Remember when ‘Cars’ was the music for a TV booze ad?
‘Premier Hits’ originally appeared in the mid-1990s thanks to ‘Cars’ being used on an advert for Carling Premier lager. Hence the album title.
The lager, lager, lager mix of the track isn’t actually on this double vinyl set (the first time ‘Premier Hits’ has been released on vinyl), which is probably for the best. Instead, four prime Gary Numan cuts have been added: ‘Metal’, ‘We Are So Fragile’, ‘Films’ and ‘Me, I Disconnect From You’. But it is a jolt to remember that Numan’s stock in the 90s was in a very weird place indeed, his music shilling booze while Britpop ruled the roost and bouncing him back into the Top 20 yet again.
‘Cars’, though, eh? It is possibly the most peculiar Number One single of all time. The song is essentially over in a couple of minutes. It has no chorus, just two parts – the verse and the, erm, other bit. But Numan was all too aware of the power he could pull out of those ARPs and Moogs, so he hands over the remaining two minutes of his biggest hit record to them.
This strange song structure marks out a lot of Numan’s work. He happily eschews traditional forms, almost like he isn’t particularly aware of their existence in the first place. ‘Metal’ is another one; a killer bass riff, some lyrics about clones or some such sci-fi claptrap that come in across the beat (“The sound of me-tal”), line upon line of unsettling synth atmospheres, a key change, and that’s it, song over. Go home now. Numan has finished with that idea. A little perverse and quite brilliant, much like the man himself.
If you’re looking for the ultimate Numan-as-isolated-synth-god argument, ‘Films’ may well be the place to go. The growling soundscape is perhaps the ultimate musical representation of our man’s paranoid rejection of those things his peers seemed to enjoy. “I don’t like the film,” he shrieks, audibly affronted. “And I don’t like the scenery / And I don’t like the set / So pull it all down…”
The squashy 80s production standards that gradually pulled Numan under as the decade took its grotesque turn for the yuppy initially emerged on the fretless bass semi-funk of ‘We Take Mystery (To Bed)’. It’s a pretty successful attempt to fuse his own signature icy synth sound to the emerging value system of night clubs, flick perms, popping bass and saxophones.
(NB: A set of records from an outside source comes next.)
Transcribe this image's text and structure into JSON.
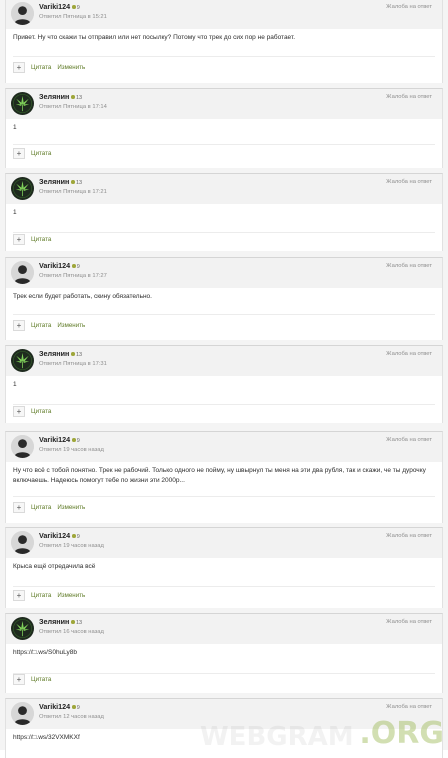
{
  "labels": {
    "report": "Жалоба на ответ",
    "quote": "Цитата",
    "edit": "Изменить"
  },
  "posts": [
    {
      "author": "Variki124",
      "rep": "9",
      "meta": "Ответил Пятница в 15:21",
      "text": "Привет. Ну что скажи ты отправил или нет посылку? Потому что трек до сих пор не работает.",
      "avatar": "user-avatar-gray",
      "can_edit": true
    },
    {
      "author": "Зелянин",
      "rep": "13",
      "meta": "Ответил Пятница в 17:14",
      "text": "1",
      "avatar": "cannabis-leaf-avatar",
      "can_edit": false
    },
    {
      "author": "Зелянин",
      "rep": "13",
      "meta": "Ответил Пятница в 17:21",
      "text": "1",
      "avatar": "cannabis-leaf-avatar",
      "can_edit": false
    },
    {
      "author": "Variki124",
      "rep": "9",
      "meta": "Ответил Пятница в 17:27",
      "text": "Трек если будет работать, скину обязательно.",
      "avatar": "user-avatar-gray",
      "can_edit": true
    },
    {
      "author": "Зелянин",
      "rep": "13",
      "meta": "Ответил Пятница в 17:31",
      "text": "1",
      "avatar": "cannabis-leaf-avatar",
      "can_edit": false
    },
    {
      "author": "Variki124",
      "rep": "9",
      "meta": "Ответил 19 часов назад",
      "text": "Ну что всё с тобой понятно. Трек не рабочий. Только одного не пойму, ну швырнул ты меня на эти два рубля, так и скажи, че ты дурочку включаешь. Надеюсь помогут тебе по жизни эти 2000р...",
      "avatar": "user-avatar-gray",
      "can_edit": true
    },
    {
      "author": "Variki124",
      "rep": "9",
      "meta": "Ответил 19 часов назад",
      "text": "Крыса ещё отредачила всё",
      "avatar": "user-avatar-gray",
      "can_edit": true
    },
    {
      "author": "Зелянин",
      "rep": "13",
      "meta": "Ответил 16 часов назад",
      "text": "https://□.ws/S0huLy8b",
      "avatar": "cannabis-leaf-avatar",
      "can_edit": false
    },
    {
      "author": "Variki124",
      "rep": "9",
      "meta": "Ответил 12 часов назад",
      "text": "https://□.ws/32VXMKXf",
      "avatar": "user-avatar-gray",
      "can_edit": true
    }
  ],
  "watermark": ".ORG",
  "watermark_ghost": "WEBGRAM"
}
It sounds like he figured that, since Japan had split up, there was a fan base he could swallow whole. Which also explains ‘She’s Got Claws’ (featuring Japan’s Mick Karn on the aforementioned sax) and especially ‘Music For Chameleons’.
The sequencing of the album is also interesting: it’s non-linear, pulling up tracks from Numan’s pre-synth Tubeway Army days and throwing them into the pot halfway through. Inevitably, it leaves the hard-to-love material like ‘Sister Surprise’ and Paul Gardiner’s funereal ‘Stormtrooper In Drag’ in the twilight zone at the end of disc two, but ‘Premier Hits’ is a reminder that Numan has a fierce and loyal following for good reason.